Yeah!! Geschafft! Ganz cool hatte ich mit den Kollegen vereinbart, dass ich mal einen freien Vormittag nehme. War ja eh nichts los im Stadion. Meine 25-Minuten-Fahrt führte mich zur U-Bahn-Halte „Bank“, von dort zu Fuß zum „Monument“. Soll ich da hoch? Oder doch zum „Walkie Talkie“ walken, wie die Londoner den „Sky Garden“ gleich mal tauften? So heißt der 160 Meter hohe, im November 2014 eröffnete imposante Glasbau, der gar für die Einheimischen noch neu und deshalb attraktiv ist und für den man inzwischen Liftkarten im Internet zwei Wochen im Voraus bestellen muss.

Kurzum, ich bin auch ohne reingekommen. Es gibt da so einen Geheimtipp, den ich öffentlich natürlich nicht verrate, sonst ist es ja keiner mehr. Nur so viel: Frühaufstehen lohnt sich, wie eigentlich immer im Leben.

Sagenhafte Aussicht auf Tower und Tower Bridge und auf den gegenüberliegenden, noch höheren „The Sharp“. Im 35., 36. und 37. Stock des „Sky Gardens“ gibt es ein paar Cafés. Es ist Londons höchstgelegener Park, ziemlich großzügig und grün, diese Aussichtsplattform.
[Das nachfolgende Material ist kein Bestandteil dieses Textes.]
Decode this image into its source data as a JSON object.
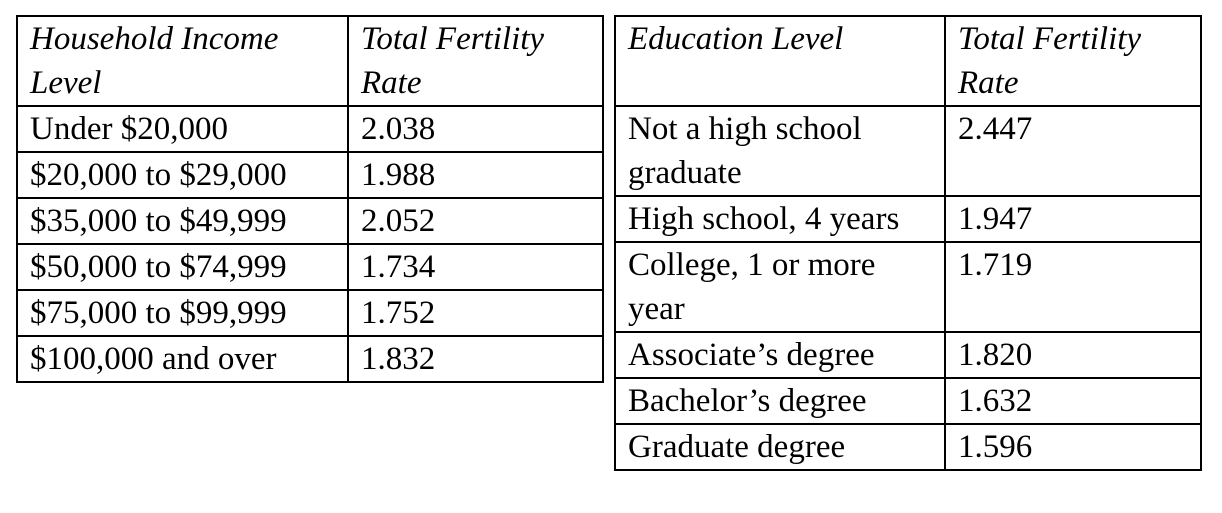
{
  "income_table": {
    "headers": {
      "level": "Household Income Level",
      "rate": "Total Fertility Rate"
    },
    "rows": [
      {
        "level": "Under $20,000",
        "rate": "2.038"
      },
      {
        "level": "$20,000 to $29,000",
        "rate": "1.988"
      },
      {
        "level": "$35,000 to $49,999",
        "rate": "2.052"
      },
      {
        "level": "$50,000 to $74,999",
        "rate": "1.734"
      },
      {
        "level": "$75,000 to $99,999",
        "rate": "1.752"
      },
      {
        "level": "$100,000 and over",
        "rate": "1.832"
      }
    ]
  },
  "education_table": {
    "headers": {
      "level": "Education Level",
      "rate": "Total Fertility Rate"
    },
    "rows": [
      {
        "level": "Not a high school graduate",
        "rate": "2.447"
      },
      {
        "level": "High school, 4 years",
        "rate": "1.947"
      },
      {
        "level": "College, 1 or more year",
        "rate": "1.719"
      },
      {
        "level": "Associate’s degree",
        "rate": "1.820"
      },
      {
        "level": "Bachelor’s degree",
        "rate": "1.632"
      },
      {
        "level": "Graduate degree",
        "rate": "1.596"
      }
    ]
  }
}
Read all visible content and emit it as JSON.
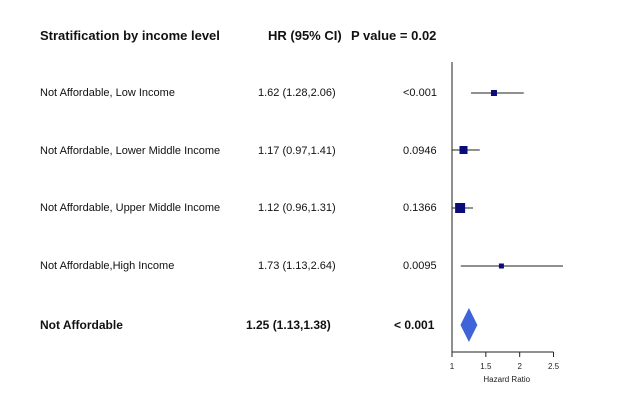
{
  "headers": {
    "stratification": "Stratification by income level",
    "hr": "HR (95% CI)",
    "pvalue": "P value = 0.02"
  },
  "rows": [
    {
      "label": "Not Affordable, Low Income",
      "hr_text": "1.62 (1.28,2.06)",
      "p_text": "<0.001"
    },
    {
      "label": "Not Affordable, Lower Middle Income",
      "hr_text": "1.17 (0.97,1.41)",
      "p_text": "0.0946"
    },
    {
      "label": "Not Affordable, Upper Middle Income",
      "hr_text": "1.12 (0.96,1.31)",
      "p_text": "0.1366"
    },
    {
      "label": "Not Affordable,High Income",
      "hr_text": "1.73 (1.13,2.64)",
      "p_text": "0.0095"
    }
  ],
  "summary": {
    "label": "Not Affordable",
    "hr_text": "1.25 (1.13,1.38)",
    "p_text": "< 0.001"
  },
  "chart_data": {
    "type": "forest",
    "xlabel": "Hazard Ratio",
    "xlim": [
      1.0,
      2.64
    ],
    "ticks": [
      1,
      1.5,
      2,
      2.5
    ],
    "tick_labels": [
      "1",
      "1.5",
      "2",
      "2.5"
    ],
    "reference_line": 1,
    "estimates": [
      {
        "hr": 1.62,
        "lo": 1.28,
        "hi": 2.06
      },
      {
        "hr": 1.17,
        "lo": 0.97,
        "hi": 1.41
      },
      {
        "hr": 1.12,
        "lo": 0.96,
        "hi": 1.31
      },
      {
        "hr": 1.73,
        "lo": 1.13,
        "hi": 2.64
      }
    ],
    "pooled": {
      "hr": 1.25,
      "lo": 1.13,
      "hi": 1.38
    },
    "colors": {
      "point": "#0b0b7a",
      "diamond": "#3f63d8",
      "line": "#222222"
    }
  }
}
Ein Cappuccino und ein Croissant kosten 5,10 englische Pfund, umgerechnet sechs Euro. Geschenkt, dafür, dass der Einritt kostenfrei ist.

Dass er den Carbuncle Cup bekommen hat, den Preis für das hässlichste Gebäude och, sei’s drum, ich fand’s trotzdem geil. Das „Monument“, die dorische Säule (61 Meter), die zur Erinnerung an den Stadt-Großbrand von 1666, rumsteht, wäre im Vergleich nur ein Pups gewesen. Klar: immer schneller, höher, stärker.

Passt ganz gut zu dem, was mir in diesen Tagen so oft durch den Kopf ging. Muss kurz ausholen: Citius, altius, fortius – dies hat Pierre de Coubertin bei der Gründung des IOC 1894 als Motto vorgeschlagen. Norbert Müller, der Olympia-Professor, ein gebürtiger Speyerer und immer noch in Kaiserslautern lehrend, hat sich in seinem Lebenswerk mehrfach darüber ausgelassen und in diesem Zusammenhang auch den in Landau geborenen Michel Bréal, den Erfinder des modernen Marathonlaufs, erwähnt, der sich als Freund Coubertins für dieses Motto starkgemacht hat.

Also: Speyer, Landau, dazu passen die fünf Pfälzer Leichtathleten hier in London. Für sie galt und gilt: schneller, höher, stärker. Nur mal so: Bei den Pfalz-Hallenmeisterschaften 2007 in Ludwigshafen, also vor zehn Jahren, holten Raphael Holzdeppe (5,40 Meter) Lisa Ryzih (4,10), Christin Hussong (10,54 mit der Kugel, W14), Hanna Klein (2:26,35, W14) und Ricarda Lobe (9,47 60-Meter-Hürden, W14) die Titel. Ich hatte darüber berichtet, und jetzt stehen wir uns in der Mixed Zone der WM in London gegenüber. Ich finde das, mit Verlaub, irre.

Mit der so sympathischen und cleveren Hanna Klein verbindet mich eine besondere Geschichte: Gegen sie musste immer meine gleichaltrige Tochter Maxi antreten. Schon als Elfjährige. In Kaiserslautern, Eisenberg, Bergzabern und anderswo. Hanna gewann immer. Wir haben an ihr hochgeschaut. Und diese Hanna hat hier so grandios aufgetrumpft. Glückwunsch, du Pfälzer Mädel!